La situation des entreprises ayant fait l’objet d’une condamnation pour violation des dispositions sur le travail au noir n’est toutefois pas comparable à celles d’entreprises qui respectent la loi. De même, les entreprises listées comme ayant commis une infraction et qui se sont abstenues, pour ce motif, de solliciter l’aide pourraient se plaindre d’une inégalité de traitement si la recourante devait conserver le montant qu’elle a indûment perçu. Enfin, le Tribunal fédéral ayant reconnu la liberté des cantons d’octroyer des aides pour cas de rigueur et d’en définir les conditions d’octroi, il n’y a pas de violation du principe de l’égalité de traitement avec les entreprises sises dans un autre canton.

Infondé, le grief sera rejeté.

9.             Dans un ultime grief, la société invoque une violation du principe de la bonne foi.

Or, outre que la condition de ne pas avoir fait l’objet d’une sanction en application de l’art. 13 LTN résultait de la loi, elle était aussi mentionnée sur le formulaire de demande signée par la société. Celle-ci s’était vue notifier la décision d’exclusion des marchés publics et des aides financières en raison de la condamnation pénale de son associée gérante présidente, le 18 septembre 2020. Elle n’avait pas contesté cette décision. Elle a déposé sa demande pour cas de rigueur cinq mois plus tard. À cette occasion elle a confirmé, dans la convention d’octroi signée le 9 février 2021, par l’associée précitée, que la société ne figurait pas sur la liste des entreprises en infraction à l’art. 13 LTN, ce qu’elle savait être exact. Elle n’est dès lors pas fondée à se prévaloir d’une violation du principe de la bonne foi.

L’intervention de sa fiduciaire est sans incidence sur ce qui précède.

C’est ainsi de manière conforme à la loi que le département a réclamé le remboursement de l’aide de CHF 251'982.50 octroyée à tort le 5 mars 2021.

Entièrement mal fondé, le recours sera rejeté.
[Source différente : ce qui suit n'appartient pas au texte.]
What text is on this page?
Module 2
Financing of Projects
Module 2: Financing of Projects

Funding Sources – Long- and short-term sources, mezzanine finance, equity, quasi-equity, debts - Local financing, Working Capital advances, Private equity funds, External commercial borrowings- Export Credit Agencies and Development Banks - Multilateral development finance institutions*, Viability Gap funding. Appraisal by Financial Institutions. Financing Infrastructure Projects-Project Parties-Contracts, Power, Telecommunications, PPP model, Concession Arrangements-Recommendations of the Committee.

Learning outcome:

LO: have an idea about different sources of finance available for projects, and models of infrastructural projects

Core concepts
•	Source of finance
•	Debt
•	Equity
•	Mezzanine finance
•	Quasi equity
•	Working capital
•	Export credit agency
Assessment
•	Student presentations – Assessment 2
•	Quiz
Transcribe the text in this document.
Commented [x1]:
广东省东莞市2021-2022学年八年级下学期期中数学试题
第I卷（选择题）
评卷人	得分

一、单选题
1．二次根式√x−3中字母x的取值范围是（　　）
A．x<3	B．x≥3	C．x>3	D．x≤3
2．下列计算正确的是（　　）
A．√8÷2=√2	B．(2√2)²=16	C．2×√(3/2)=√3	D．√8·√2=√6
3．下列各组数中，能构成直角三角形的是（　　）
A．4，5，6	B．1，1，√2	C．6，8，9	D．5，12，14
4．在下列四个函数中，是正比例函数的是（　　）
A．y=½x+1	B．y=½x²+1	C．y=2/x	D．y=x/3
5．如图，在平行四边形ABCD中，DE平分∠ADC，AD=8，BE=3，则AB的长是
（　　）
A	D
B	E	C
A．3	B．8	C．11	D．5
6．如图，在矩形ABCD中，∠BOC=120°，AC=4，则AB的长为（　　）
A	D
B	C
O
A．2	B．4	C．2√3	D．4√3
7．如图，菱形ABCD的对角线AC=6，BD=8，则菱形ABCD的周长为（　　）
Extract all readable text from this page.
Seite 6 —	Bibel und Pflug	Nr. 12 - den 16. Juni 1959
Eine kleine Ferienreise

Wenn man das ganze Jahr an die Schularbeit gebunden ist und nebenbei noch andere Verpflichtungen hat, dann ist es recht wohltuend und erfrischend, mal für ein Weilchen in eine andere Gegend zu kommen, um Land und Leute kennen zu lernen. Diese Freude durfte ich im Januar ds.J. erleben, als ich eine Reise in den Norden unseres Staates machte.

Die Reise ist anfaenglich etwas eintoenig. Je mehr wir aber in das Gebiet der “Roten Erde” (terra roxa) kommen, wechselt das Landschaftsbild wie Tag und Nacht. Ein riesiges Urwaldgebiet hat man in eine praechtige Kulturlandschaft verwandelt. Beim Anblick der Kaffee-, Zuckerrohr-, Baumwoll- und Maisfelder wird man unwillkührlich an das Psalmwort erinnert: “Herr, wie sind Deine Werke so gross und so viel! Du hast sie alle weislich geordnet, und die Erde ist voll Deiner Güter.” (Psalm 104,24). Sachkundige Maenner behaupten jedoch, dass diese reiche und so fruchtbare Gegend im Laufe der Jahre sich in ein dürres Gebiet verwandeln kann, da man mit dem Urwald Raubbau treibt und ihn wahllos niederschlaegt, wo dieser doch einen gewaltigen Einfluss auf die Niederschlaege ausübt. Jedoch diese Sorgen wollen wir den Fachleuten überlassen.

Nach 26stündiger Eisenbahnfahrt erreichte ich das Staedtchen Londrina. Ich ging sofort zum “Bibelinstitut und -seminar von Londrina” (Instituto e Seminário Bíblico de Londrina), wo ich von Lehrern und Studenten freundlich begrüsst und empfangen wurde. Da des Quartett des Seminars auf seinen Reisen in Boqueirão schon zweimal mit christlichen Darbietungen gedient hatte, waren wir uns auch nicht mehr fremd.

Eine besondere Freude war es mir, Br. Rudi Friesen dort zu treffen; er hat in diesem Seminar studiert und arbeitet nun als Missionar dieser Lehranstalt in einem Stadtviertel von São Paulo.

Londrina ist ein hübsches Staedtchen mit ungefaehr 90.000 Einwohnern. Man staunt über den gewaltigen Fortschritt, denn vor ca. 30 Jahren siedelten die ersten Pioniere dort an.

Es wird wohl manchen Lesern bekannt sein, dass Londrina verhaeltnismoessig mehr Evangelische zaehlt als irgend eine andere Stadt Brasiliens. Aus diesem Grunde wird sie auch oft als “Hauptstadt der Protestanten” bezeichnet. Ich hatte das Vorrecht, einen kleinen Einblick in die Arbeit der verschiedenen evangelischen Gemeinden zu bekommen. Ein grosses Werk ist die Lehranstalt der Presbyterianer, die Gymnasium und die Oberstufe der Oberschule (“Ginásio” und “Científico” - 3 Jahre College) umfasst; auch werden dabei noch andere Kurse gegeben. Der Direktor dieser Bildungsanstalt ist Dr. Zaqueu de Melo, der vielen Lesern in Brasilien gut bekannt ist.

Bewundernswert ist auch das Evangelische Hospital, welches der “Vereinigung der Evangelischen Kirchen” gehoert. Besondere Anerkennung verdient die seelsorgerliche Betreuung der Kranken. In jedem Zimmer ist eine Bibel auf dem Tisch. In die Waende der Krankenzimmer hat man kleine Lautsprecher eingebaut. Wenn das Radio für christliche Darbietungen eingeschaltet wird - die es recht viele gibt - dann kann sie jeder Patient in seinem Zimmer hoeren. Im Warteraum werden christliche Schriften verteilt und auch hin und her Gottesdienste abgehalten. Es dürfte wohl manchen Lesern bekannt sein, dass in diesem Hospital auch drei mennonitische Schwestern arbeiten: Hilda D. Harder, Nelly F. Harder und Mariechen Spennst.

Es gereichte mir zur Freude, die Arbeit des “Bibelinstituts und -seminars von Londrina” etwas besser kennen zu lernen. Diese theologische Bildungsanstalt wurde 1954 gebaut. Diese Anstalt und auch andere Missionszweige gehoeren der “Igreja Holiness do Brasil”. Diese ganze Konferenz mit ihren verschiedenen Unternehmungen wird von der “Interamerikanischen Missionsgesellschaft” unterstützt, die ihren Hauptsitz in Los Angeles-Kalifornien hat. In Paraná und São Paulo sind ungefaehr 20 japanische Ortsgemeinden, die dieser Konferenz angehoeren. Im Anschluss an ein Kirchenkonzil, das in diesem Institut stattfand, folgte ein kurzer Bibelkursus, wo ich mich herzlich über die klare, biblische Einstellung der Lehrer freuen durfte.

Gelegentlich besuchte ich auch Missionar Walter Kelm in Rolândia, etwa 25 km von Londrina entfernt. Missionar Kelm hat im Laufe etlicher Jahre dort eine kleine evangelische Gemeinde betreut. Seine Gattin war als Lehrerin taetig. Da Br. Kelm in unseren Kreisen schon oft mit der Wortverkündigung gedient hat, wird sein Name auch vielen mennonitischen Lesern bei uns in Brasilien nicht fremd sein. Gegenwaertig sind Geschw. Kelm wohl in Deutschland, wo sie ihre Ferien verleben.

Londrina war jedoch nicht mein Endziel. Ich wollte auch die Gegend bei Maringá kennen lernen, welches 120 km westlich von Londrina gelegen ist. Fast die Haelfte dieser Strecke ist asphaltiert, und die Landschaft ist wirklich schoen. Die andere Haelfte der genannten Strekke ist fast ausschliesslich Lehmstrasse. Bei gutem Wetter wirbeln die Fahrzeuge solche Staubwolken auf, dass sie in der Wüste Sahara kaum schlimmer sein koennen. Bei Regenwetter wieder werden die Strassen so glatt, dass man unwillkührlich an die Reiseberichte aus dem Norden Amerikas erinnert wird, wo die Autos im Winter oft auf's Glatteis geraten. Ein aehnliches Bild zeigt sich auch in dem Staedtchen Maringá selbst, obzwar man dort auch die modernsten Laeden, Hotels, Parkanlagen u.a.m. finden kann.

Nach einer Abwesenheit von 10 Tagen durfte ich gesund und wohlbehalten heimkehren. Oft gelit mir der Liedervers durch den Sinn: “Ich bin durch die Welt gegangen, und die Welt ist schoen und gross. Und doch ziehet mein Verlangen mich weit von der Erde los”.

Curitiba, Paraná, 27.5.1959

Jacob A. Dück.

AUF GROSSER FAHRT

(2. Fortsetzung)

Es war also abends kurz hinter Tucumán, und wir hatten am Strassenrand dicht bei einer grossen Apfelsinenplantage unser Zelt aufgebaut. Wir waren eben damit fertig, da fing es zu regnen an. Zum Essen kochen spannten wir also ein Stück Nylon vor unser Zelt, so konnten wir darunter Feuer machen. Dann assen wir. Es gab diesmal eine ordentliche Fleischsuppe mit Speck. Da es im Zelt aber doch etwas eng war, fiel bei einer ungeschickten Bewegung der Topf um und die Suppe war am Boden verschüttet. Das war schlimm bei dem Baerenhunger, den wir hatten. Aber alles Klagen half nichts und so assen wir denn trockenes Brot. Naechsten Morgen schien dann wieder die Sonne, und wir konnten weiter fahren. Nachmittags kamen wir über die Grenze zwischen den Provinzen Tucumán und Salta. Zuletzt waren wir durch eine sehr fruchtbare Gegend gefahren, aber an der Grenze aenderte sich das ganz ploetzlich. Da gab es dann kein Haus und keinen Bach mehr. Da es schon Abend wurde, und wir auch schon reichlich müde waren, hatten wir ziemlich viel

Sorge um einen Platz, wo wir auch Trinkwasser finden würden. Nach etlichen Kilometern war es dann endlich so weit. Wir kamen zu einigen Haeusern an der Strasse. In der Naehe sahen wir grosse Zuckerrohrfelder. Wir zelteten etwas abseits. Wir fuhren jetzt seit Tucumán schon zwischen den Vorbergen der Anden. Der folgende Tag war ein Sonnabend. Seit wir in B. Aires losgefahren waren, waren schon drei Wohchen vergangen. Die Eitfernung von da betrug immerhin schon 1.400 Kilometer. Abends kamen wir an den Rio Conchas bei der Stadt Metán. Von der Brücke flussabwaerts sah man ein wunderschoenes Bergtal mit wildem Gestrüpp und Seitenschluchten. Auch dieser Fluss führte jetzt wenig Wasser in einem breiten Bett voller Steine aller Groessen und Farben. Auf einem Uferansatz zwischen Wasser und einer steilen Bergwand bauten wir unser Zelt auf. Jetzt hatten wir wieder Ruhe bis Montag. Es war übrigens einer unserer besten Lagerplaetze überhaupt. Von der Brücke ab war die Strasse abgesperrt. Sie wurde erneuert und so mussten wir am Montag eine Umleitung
10.         Vu l’issue du litige, un émolument de CHF 500.- sera mis à la charge de la recourante, qui succombe (art. 87 al. 1 LPA), et aucune indemnité de procédure ne sera allouée (art. 87 al. 2 LPA).

 

* * * * *

PAR CES MOTIFS
LA CHAMBRE ADMINISTRATIVE

à la forme :

déclare recevable le recours interjeté le 17 mars 2023 par A______ contre la décision de la direction générale du développement économique, de la recherche et de l'innovation du 17 février 2023 ;

au fond :

le rejette ;

met à la charge de A______un émolument de CHF 500.- ;

dit qu'il n'est pas alloué d'indemnité de procédure ;

dit que conformément aux art. 82 ss de la loi fédérale sur le Tribunal fédéral du 17 juin 2005 (LTF - RS 173.110), le présent arrêt peut être porté dans les trente jours qui suivent sa notification par-devant le Tribunal fédéral, par la voie du recours en matière de droit public ; le mémoire de recours doit indiquer les conclusions, motifs et moyens de preuve et porter la signature du recourant ou de son mandataire ; il doit être adressé au Tribunal fédéral, 1000 Lausanne 14, par voie postale ou par voie électronique aux conditions de l’art. 42 LTF. Le présent arrêt et les pièces en possession du recourant, invoquées comme moyens de preuve, doivent être joints à l’envoi ;

communique le présent arrêt à Me Stefano FABBRO, avocat de la recourante, ainsi qu'à Me Stephan FRATINI, avocat de la direction générale du développement économique, de la recherche et de l'innovation.

Siégeant : Francine PAYOT ZEN-RUFFINEN, présidente, Florence KRAUSKOPF, Valérie LAUBER, juges.

Au nom de la chambre administrative :

la greffière :

 

 

P. HUGI

 

 

la présidente siégeant :

 

 

F. PAYOT ZEN-RUFFINEN

 

Copie conforme de cet arrêt a été communiquée aux parties.